- 1971 Bolivian coup d'état: Part of the Cold War in South America
| Date | 18–21 August 1971 |
| Location | Bolivia |
| Result | Coup attempt successful Juan José Torres's government overthrown; Nationalist Popular Front coalition assumed power; |

Belligerents
- Bolivian Government Bolivian Colorados Regiment; ;: Nationalist Popular Front Bolivian Armed Forces; Revolutionary Nationalist Movement; Bolivian Socialist Falange; ; Supported by: United States Brazil Argentina (alleged) Paraguay (alleged)

Commanders and leaders
- Juan José Torres: Hugo Banzer

= 1971 Bolivian coup d'état =

Overthrow of Bolivian president Juan José Torres

The 1971 Bolivian coup d'état was led by military officer Hugo Banzer on August 18, 1971, against the government of president Juan José Torres.

==Political background==
Following the uprising of October 7, 1970, General Juan José Torres came to power. Torres would form a left-wing nationalist government, with an "anti-imperialist" stance. Torres would try to form a co-government with the Popular Assembly, a workers' organization, the same sector that helped him come to power.

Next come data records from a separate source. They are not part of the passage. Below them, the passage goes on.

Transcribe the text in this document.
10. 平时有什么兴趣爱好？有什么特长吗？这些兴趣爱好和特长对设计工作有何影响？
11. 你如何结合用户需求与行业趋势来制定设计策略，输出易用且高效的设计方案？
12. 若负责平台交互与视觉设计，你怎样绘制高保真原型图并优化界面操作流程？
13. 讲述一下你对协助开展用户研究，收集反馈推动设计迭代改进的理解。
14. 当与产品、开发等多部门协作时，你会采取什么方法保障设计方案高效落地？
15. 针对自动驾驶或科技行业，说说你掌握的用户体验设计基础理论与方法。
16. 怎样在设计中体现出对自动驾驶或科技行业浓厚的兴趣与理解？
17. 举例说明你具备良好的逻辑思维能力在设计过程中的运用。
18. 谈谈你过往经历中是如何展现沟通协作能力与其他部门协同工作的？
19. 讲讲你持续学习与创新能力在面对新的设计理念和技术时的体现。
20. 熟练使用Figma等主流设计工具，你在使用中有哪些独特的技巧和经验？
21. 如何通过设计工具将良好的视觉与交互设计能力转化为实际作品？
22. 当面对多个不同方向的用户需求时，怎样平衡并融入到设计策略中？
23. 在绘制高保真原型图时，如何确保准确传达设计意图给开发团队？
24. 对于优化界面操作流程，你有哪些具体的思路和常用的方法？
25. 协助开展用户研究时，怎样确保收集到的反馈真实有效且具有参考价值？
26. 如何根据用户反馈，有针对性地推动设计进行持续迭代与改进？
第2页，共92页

On January 10, 1971, there was an attempted coup against the Torres regime, led by Colonel Hugo Banzer, who was later exiled to Argentina.

==The coup==
According to the Barcelona Center for International Affairs (CIDOB), on August 18, 1971, Hugo Banzer entered Bolivia clandestinely, being arrested in Santa Cruz and later flown to the Carabineros barracks in La Paz.

The next day, August 19, a rebellion broke out in Santa Cruz led by the Nationalist Popular Front, a movement made up of the military and the Revolutionary Nationalist Movement (MNR) and Bolivian Socialist Falange (FSB) parties. On August 20, Colonel Andrés Selich ordered the shooting of university students in Santa Cruz. The insurgents supposedly freed Banzer from prison and took over radio stations.

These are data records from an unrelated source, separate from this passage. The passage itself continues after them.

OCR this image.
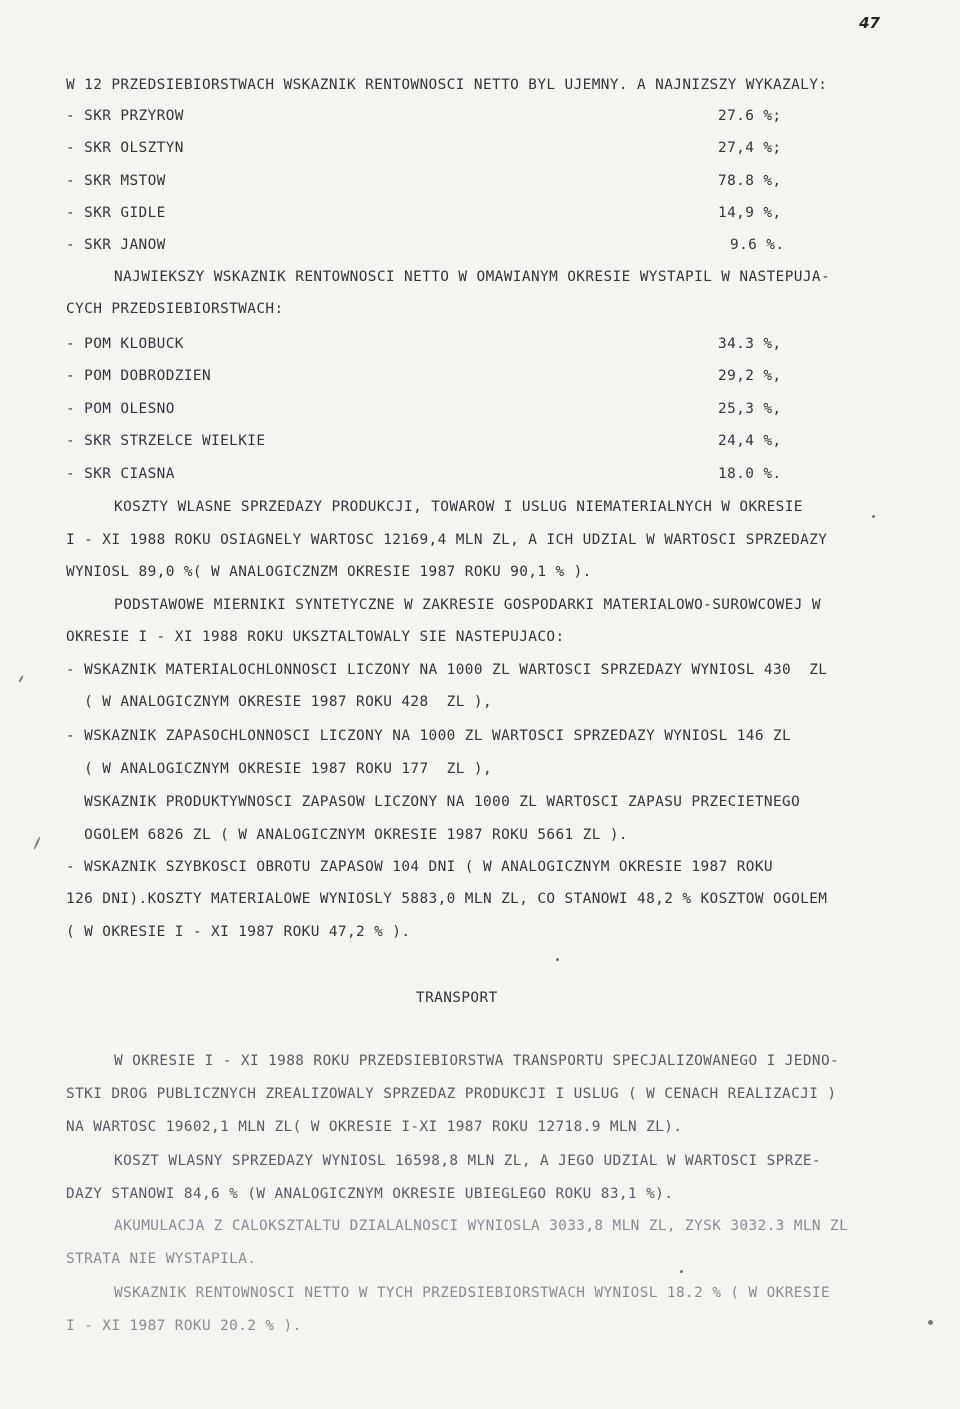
47
W 12 PRZEDSIEBIORSTWACH WSKAZNIK RENTOWNOSCI NETTO BYL UJEMNY. A NAJNIZSZY WYKAZALY:
- SKR PRZYROW	27.6 %;
- SKR OLSZTYN	27,4 %;
- SKR MSTOW	78.8 %,
- SKR GIDLE	14,9 %,
- SKR JANOW	9.6 %.
NAJWIEKSZY WSKAZNIK RENTOWNOSCI NETTO W OMAWIANYM OKRESIE WYSTAPIL W NASTEPUJA-
CYCH PRZEDSIEBIORSTWACH:
- POM KLOBUCK	34.3 %,
- POM DOBRODZIEN	29,2 %,
- POM OLESNO	25,3 %,
- SKR STRZELCE WIELKIE	24,4 %,
- SKR CIASNA	18.0 %.
KOSZTY WLASNE SPRZEDAZY PRODUKCJI, TOWAROW I USLUG NIEMATERIALNYCH W OKRESIE
I - XI 1988 ROKU OSIAGNELY WARTOSC 12169,4 MLN ZL, A ICH UDZIAL W WARTOSCI SPRZEDAZY
WYNIOSL 89,0 %( W ANALOGICZNZM OKRESIE 1987 ROKU 90,1 % ).
PODSTAWOWE MIERNIKI SYNTETYCZNE W ZAKRESIE GOSPODARKI MATERIALOWO-SUROWCOWEJ W
OKRESIE I - XI 1988 ROKU UKSZTALTOWALY SIE NASTEPUJACO:
- WSKAZNIK MATERIALOCHLONNOSCI LICZONY NA 1000 ZL WARTOSCI SPRZEDAZY WYNIOSL 430  ZL
( W ANALOGICZNYM OKRESIE 1987 ROKU 428  ZL ),
- WSKAZNIK ZAPASOCHLONNOSCI LICZONY NA 1000 ZL WARTOSCI SPRZEDAZY WYNIOSL 146 ZL
( W ANALOGICZNYM OKRESIE 1987 ROKU 177  ZL ),
WSKAZNIK PRODUKTYWNOSCI ZAPASOW LICZONY NA 1000 ZL WARTOSCI ZAPASU PRZECIETNEGO
OGOLEM 6826 ZL ( W ANALOGICZNYM OKRESIE 1987 ROKU 5661 ZL ).
- WSKAZNIK SZYBKOSCI OBROTU ZAPASOW 104 DNI ( W ANALOGICZNYM OKRESIE 1987 ROKU
126 DNI).KOSZTY MATERIALOWE WYNIOSLY 5883,0 MLN ZL, CO STANOWI 48,2 % KOSZTOW OGOLEM
( W OKRESIE I - XI 1987 ROKU 47,2 % ).
TRANSPORT
W OKRESIE I - XI 1988 ROKU PRZEDSIEBIORSTWA TRANSPORTU SPECJALIZOWANEGO I JEDNO-
STKI DROG PUBLICZNYCH ZREALIZOWALY SPRZEDAZ PRODUKCJI I USLUG ( W CENACH REALIZACJI )
NA WARTOSC 19602,1 MLN ZL( W OKRESIE I-XI 1987 ROKU 12718.9 MLN ZL).
KOSZT WLASNY SPRZEDAZY WYNIOSL 16598,8 MLN ZL, A JEGO UDZIAL W WARTOSCI SPRZE-
DAZY STANOWI 84,6 % (W ANALOGICZNYM OKRESIE UBIEGLEGO ROKU 83,1 %).
AKUMULACJA Z CALOKSZTALTU DZIALALNOSCI WYNIOSLA 3033,8 MLN ZL, ZYSK 3032.3 MLN ZL
STRATA NIE WYSTAPILA.
WSKAZNIK RENTOWNOSCI NETTO W TYCH PRZEDSIEBIORSTWACH WYNIOSL 18.2 % ( W OKRESIE
I - XI 1987 ROKU 20.2 % ).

In the early hours of August 21, 1971, Juan José Torres and the Bolivian Colorados Regiment called for resistance to the coup. Many took to the streets with this objective, including the socialist leader Marcelo Quiroga Santa Cruz along with other people and students, however, the lack of weapons and disorganization of these played against them. It is estimated that there were around 100 dead and 50 wounded. Many of Torres' military changed sides, with Rubén Sánchez Valdivia being the only loyal military man at the end. With this scenario, Torres was forced to flee and the rebels took the presidential palace. A triumvirate made up of Jaime Florentino Mendieta, Andrés Selich Chop, and Hugo Banzer Suárez himself took power. Later, the junta passed the presidency with full powers to Banzer.

==Foreign involvement==
Before the coup, Torres's government had been subjected to external pressure from the United States. U.S. ambassador Ernest V. Siracusa (who participated in the coup d'état against Jacobo Arbenz in Guatemala in 1954, then was expelled from Peru in 1968, accused of being a CIA man) ordered him to change his policy, threatening him with financial blockage. The World Bank and the Inter-American Development Bank refused to grant Bolivia the loans necessary to pursue industrial development work.

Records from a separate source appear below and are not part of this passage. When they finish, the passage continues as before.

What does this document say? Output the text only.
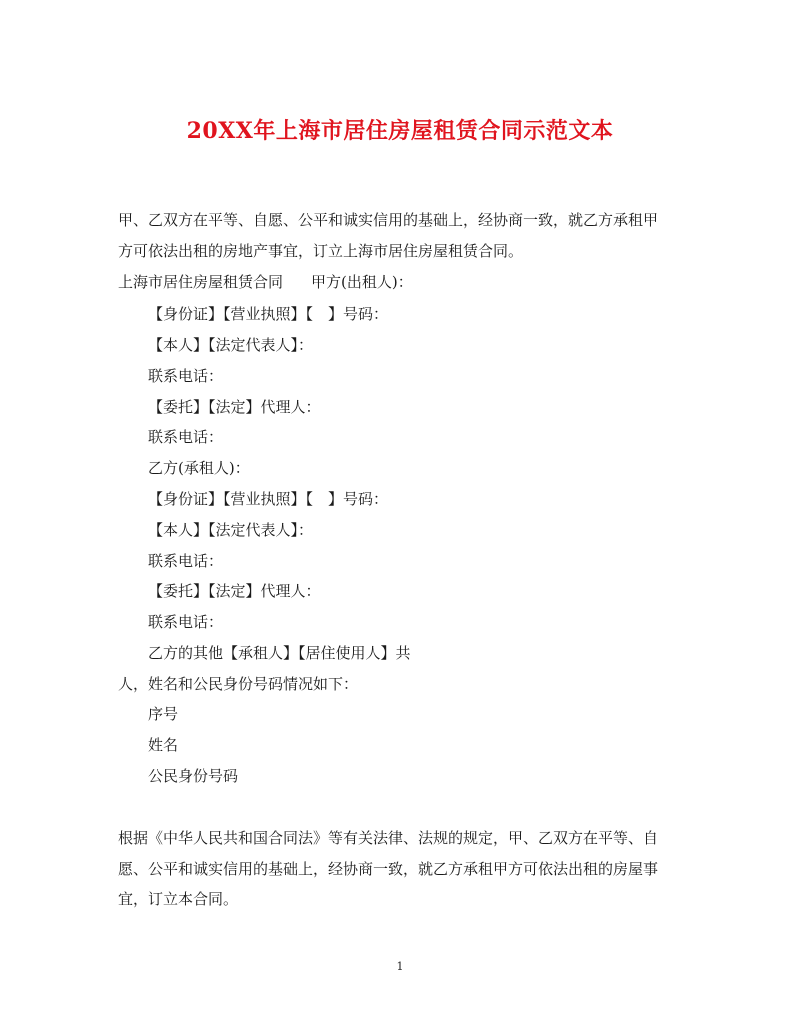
20XX年上海市居住房屋租赁合同示范文本

甲、乙双方在平等、自愿、公平和诚实信用的基础上，经协商一致，就乙方承租甲

方可依法出租的房地产事宜，订立上海市居住房屋租赁合同。

上海市居住房屋租赁合同 甲方(出租人)：

【身份证】【营业执照】【　】号码：

【本人】【法定代表人】：

联系电话：

【委托】【法定】代理人：

联系电话：

乙方(承租人)：

【身份证】【营业执照】【　】号码：

【本人】【法定代表人】：

联系电话：

【委托】【法定】代理人：

联系电话：

乙方的其他【承租人】【居住使用人】共

人，姓名和公民身份号码情况如下：

序号

姓名

公民身份号码

根据《中华人民共和国合同法》等有关法律、法规的规定，甲、乙双方在平等、自

愿、公平和诚实信用的基础上，经协商一致，就乙方承租甲方可依法出租的房屋事

宜，订立本合同。

1
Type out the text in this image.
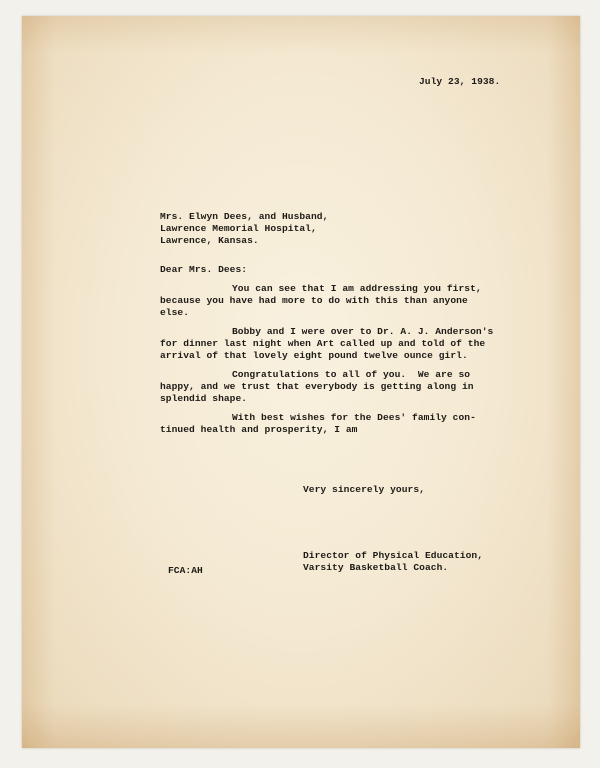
July 23, 1938.

Mrs. Elwyn Dees, and Husband,

Lawrence Memorial Hospital,

Lawrence, Kansas.

Dear Mrs. Dees:

You can see that I am addressing you first,

because you have had more to do with this than anyone

else.

Bobby and I were over to Dr. A. J. Anderson's

for dinner last night when Art called up and told of the

arrival of that lovely eight pound twelve ounce girl.

Congratulations to all of you.  We are so

happy, and we trust that everybody is getting along in

splendid shape.

With best wishes for the Dees' family con-

tinued health and prosperity, I am

Very sincerely yours,

Director of Physical Education,

Varsity Basketball Coach.

FCA:AH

On June 11, 1971, President Richard Nixon and National Security Advisor Henry Kissinger discussed the possibility of supporting a coup in Bolivia. Later in July, the 40 Committee approved covert funding towards Torres's opposition.

A week after the coup, The Washington Post published a report which claimed that U.S. Air Force Major Robert J. Lundin had advised the plotters and lent them a long-range radio. The report was never substantiated, however, and the State Department denied it immediately, asserting that the United States had no involvement in the overthrow of Torres.

The Brazilian military government openly supported the Bolivian coup. Brazilian Air Force planes dropped weapons, including ammunition, rifles, and machine guns, to the rebels in Santa Cruz de la Sierra. Additionally, troops from the II Army, commanded by General Humberto Melo, were deployed to Mato Grosso, ready to intervene if necessary.

According to former U.S. ambassador to Argentina John Davis Lodge, the government of dictator Alejandro Agustín Lanusse was also involved in the coup.

==Consequences==
After this, Hugo Banzer started a new military dictatorship in Bolivia for seven years that banned unions and civil rights, being a participant in the so-called Operation Condor, which killed or caused the disappearance of hundreds of people in Bolivia.

Juan José Torres, on the other hand, went into exile in Buenos Aires, where he was kidnapped and killed in 1976 as part of Operation Condor. Hugo Banzer was overthrown by a new military uprising in 1978.